If the return type of the method is a managed type we assume the user wrote the query in such a way that JPA returns that entity.
If not we request a Tuple and construct the result ourself.

Map suddenly appearing in the managed types makes Map-returning-methods behave differently (and actually fail) depending on the usage of Envers.

I guess on our side we do have a couple of options to fine tune that check:

  • only consider ManageTypes that have a JavaType and an EntityName
  • or just those with origin ORM. Depending on what is available in the API
  • special handling for Maps

come to my mind.

I guess the real problem is that I so far didn’t find a clear definition what being a managed type even mean exactly. Preferably that would come from the JPA spec of course.

Then wouldn’t the following make more sense here for what you’re trying to accomplish?

List<ManagedType<?>> types = em.getMetamodel()
  .filter( x -> { return x.getPersistenceType().equals( PersistenceType.ENTITY ) && x.getJavaType() != null; } )
  .collect( Collectors.toList() );

This would basically work for all 5.x releases.

This effectively eliminates the Map embeddable because you filter based solely on ENTITY and then it also eliminates the dynamic-map entity types which have no java-type.

As a follow-up, in 5.0 / 5.1, we built the metamodel slightly different than we did in 5.2+ when we merged the JPA artifact as a part of Hibernate Core. Prior to 5.2, users could use the following to filter the Envers obtains from the metamodel if they wished:


If you set that setting to enabled, then the metamodel was populated with dynamic-map objects. But I believe even when using the ignoreUnsupported setting, this ultimately lead to the 5.2+ outcome where the dynamic-map entity type was filtered but any embeddable-type that had that entity-type as a parent was not.

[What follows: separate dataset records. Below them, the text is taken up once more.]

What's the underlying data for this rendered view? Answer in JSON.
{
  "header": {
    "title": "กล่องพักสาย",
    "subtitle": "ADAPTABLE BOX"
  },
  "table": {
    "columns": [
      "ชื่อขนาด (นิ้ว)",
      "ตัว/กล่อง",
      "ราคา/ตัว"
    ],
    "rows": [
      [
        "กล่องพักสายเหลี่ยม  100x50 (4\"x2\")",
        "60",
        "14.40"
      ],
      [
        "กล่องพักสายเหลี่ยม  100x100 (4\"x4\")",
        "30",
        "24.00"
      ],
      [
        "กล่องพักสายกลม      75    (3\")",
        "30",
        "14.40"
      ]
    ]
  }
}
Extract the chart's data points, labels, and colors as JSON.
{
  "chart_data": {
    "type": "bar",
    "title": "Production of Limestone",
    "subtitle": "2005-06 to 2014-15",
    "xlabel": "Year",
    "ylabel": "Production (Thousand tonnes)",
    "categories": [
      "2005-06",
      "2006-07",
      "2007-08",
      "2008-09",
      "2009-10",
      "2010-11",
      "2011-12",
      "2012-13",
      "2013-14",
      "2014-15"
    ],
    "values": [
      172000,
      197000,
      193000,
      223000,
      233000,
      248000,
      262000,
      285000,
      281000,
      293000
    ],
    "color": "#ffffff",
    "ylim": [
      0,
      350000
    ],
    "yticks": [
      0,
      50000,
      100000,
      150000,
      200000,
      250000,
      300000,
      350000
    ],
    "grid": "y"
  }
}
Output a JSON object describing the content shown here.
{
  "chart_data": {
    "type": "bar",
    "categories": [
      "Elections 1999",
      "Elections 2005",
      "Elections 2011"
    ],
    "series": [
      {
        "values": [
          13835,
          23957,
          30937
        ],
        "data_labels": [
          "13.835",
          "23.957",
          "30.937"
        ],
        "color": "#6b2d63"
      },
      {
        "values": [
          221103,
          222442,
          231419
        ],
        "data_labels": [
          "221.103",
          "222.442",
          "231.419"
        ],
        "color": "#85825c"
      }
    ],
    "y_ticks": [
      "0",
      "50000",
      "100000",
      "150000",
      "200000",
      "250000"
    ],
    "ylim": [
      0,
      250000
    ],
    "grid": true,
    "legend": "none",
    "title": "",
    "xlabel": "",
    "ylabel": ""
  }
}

So for 5.2+ we have 2 options:

  1. Exclude the embeddables owned by a dynamic-map entity-type which is also excluded.
  2. Include dynamic-map entity-types like we did prior to 5.2.

As a workaround, i used setResultTransformer(Transformers.ALIAS_TO_ENTITY_MAP), it makes query return list of maps. That method is deprecated though, AFAIK, there is no recommended replacement.

That’s what I basically ended up implementing.


@schauder, after discussing this internally we agree that we need to revert this behavior to the 5.1 and prior way of dealing with dynamic-map based entity types where the configuration settings influence how the metamodel is to be built. So ultimately we’ll be going with (2) and will be handled in HHH-12871.